Perkembangan ekonomi dan bisnis syariah saat ini sangat pesat, terbukti dengan berbagai lembaga ekonomi dan bisnis yang bermunculan seperti jamur di musim hujan. Jika pada perkembangan awal ekonomi dan bisnis syariah hanya terbatas pada perbankan syariah dan asuransi saja, maka saat ini telah merambah ke berbagai sektor keuangan lainnya serta bisnis real di masyarakat.

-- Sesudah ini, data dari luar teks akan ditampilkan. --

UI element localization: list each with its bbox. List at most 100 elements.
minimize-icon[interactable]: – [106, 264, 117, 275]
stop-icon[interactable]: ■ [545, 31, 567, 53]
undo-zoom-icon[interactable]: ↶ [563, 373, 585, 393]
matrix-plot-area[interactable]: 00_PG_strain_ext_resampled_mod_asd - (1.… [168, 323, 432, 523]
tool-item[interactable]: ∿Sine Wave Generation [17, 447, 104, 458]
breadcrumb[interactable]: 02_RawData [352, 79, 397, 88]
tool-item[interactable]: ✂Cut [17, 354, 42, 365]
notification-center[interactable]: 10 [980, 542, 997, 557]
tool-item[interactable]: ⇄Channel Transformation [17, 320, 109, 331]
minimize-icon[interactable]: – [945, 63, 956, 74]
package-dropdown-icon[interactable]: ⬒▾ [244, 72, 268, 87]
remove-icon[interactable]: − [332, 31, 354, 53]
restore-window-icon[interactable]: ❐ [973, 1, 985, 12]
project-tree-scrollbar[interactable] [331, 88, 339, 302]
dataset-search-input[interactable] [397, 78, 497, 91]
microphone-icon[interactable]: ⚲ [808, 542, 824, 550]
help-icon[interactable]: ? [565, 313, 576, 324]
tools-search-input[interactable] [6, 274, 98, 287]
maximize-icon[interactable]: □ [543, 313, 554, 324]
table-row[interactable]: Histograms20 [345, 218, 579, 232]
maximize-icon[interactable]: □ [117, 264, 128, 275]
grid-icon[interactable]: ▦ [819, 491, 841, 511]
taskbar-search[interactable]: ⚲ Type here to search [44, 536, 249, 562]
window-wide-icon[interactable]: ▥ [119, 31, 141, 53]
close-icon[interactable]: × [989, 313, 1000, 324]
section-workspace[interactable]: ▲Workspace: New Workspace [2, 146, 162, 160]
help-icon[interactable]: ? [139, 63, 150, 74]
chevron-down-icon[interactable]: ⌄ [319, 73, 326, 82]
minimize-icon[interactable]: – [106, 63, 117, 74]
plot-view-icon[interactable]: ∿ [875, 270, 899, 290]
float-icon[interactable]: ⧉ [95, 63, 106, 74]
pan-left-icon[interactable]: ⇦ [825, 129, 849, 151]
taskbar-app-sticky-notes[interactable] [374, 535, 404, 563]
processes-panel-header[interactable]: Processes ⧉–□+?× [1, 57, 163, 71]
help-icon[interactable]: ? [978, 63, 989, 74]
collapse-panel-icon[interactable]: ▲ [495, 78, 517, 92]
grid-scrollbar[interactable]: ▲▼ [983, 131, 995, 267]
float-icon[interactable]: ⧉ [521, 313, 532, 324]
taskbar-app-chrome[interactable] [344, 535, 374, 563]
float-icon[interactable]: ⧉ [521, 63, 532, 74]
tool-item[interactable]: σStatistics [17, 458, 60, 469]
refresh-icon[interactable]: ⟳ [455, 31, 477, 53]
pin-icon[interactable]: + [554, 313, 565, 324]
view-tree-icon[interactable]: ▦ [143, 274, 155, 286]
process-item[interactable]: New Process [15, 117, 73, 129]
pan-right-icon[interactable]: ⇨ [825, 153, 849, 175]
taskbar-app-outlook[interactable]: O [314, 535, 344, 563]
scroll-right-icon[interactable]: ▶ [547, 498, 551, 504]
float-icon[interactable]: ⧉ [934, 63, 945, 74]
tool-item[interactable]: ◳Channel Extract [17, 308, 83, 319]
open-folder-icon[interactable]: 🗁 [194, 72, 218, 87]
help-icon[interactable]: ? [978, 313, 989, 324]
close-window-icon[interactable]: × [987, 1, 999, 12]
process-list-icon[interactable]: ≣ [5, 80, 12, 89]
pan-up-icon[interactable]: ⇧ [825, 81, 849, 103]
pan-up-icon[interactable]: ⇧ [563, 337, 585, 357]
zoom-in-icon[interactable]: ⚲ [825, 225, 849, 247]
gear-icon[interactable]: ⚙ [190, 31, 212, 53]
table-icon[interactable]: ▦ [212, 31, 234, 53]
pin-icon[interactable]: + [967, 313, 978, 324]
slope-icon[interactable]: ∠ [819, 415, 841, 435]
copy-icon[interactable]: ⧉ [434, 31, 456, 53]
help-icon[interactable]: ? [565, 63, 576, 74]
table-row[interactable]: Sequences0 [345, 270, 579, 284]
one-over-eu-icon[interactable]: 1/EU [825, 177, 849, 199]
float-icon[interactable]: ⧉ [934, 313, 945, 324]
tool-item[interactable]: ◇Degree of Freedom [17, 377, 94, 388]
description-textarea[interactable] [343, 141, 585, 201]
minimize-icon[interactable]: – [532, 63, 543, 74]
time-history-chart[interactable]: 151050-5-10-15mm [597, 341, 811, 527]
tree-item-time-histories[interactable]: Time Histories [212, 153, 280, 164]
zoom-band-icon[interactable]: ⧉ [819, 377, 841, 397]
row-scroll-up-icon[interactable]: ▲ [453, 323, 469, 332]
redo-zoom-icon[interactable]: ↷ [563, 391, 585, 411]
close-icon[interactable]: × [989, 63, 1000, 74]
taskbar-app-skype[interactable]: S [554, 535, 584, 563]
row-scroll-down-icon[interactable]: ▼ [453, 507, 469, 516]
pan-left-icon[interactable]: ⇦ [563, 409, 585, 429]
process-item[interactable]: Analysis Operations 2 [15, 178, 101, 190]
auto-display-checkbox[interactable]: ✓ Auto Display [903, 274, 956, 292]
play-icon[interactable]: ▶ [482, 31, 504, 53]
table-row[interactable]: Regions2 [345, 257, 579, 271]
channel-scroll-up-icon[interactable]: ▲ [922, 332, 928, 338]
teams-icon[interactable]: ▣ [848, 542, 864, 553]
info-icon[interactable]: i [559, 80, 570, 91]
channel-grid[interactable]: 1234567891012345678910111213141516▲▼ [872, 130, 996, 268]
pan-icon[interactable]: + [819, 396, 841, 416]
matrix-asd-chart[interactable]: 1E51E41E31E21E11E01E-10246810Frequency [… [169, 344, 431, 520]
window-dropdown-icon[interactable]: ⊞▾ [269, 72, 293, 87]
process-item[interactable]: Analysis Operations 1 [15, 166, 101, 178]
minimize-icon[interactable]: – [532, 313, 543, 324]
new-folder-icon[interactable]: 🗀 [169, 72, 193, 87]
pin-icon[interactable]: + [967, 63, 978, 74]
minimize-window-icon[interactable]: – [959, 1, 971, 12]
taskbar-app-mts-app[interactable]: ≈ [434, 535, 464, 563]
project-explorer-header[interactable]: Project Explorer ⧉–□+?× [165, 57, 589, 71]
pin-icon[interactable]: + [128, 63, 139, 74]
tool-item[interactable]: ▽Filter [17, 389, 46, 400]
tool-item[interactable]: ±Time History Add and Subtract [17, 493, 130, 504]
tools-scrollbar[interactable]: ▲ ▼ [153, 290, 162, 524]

Jumlah perbankan syariah di Indonesia hingga tahun 2020 mencapai 198 Bank Syariah dengan rincian 14 Bank Umum Syariah (BUS), 20 Unit Usaha Syariah (UUS), dan 164 Bank Pembiayaan Rakyat Syariah (BPRS). Jumlah ini akan terus bertambah dengan adanya Bank Pembangunan Daerah (BPD) yang dikonversi serta membuka unit usaha syariah.
Sementara jumlah asuransi syariah di Indonesia hingga tahun 2020 sebanyak 62 perusahaan dengan perincian 7 perusahaan full syariah dan 23 unit syariah. Asuransi umum syariah yang full syariah sebanyak 5 perusahaan dan unit syariah 24 perusahaan. Sedangkan jumlah reasuransi full syariah masih satu perusahaan dan perusahaan reasuransi unit syariah yang sempat tiga perusahaan pada 2015 turun menjadi dua perusahaan. Secara total sampai tahun 2019, jumlah perusahaan asuransi dan reasuransi syariah mencapai 62 perusahaan.
Industri Keuangan Non Bank (IKNB) juga terus bertambah, hingga tahun 2020 tercatat jumlah entitas IKNB Syariah sebanyak 197 institusi, yang terdiri dari 105 perusahaan yang beroperasi dengan prinsip syariah secara penuh (full fledged) dan 92 unit usaha syariah. Penambahan jumlah entitas terbanyak pada industri LKM Syariah dari yang awalnya berjumlah 59 lembaga di tahun 2018 menjadi 75 lembaga di tahun 2020.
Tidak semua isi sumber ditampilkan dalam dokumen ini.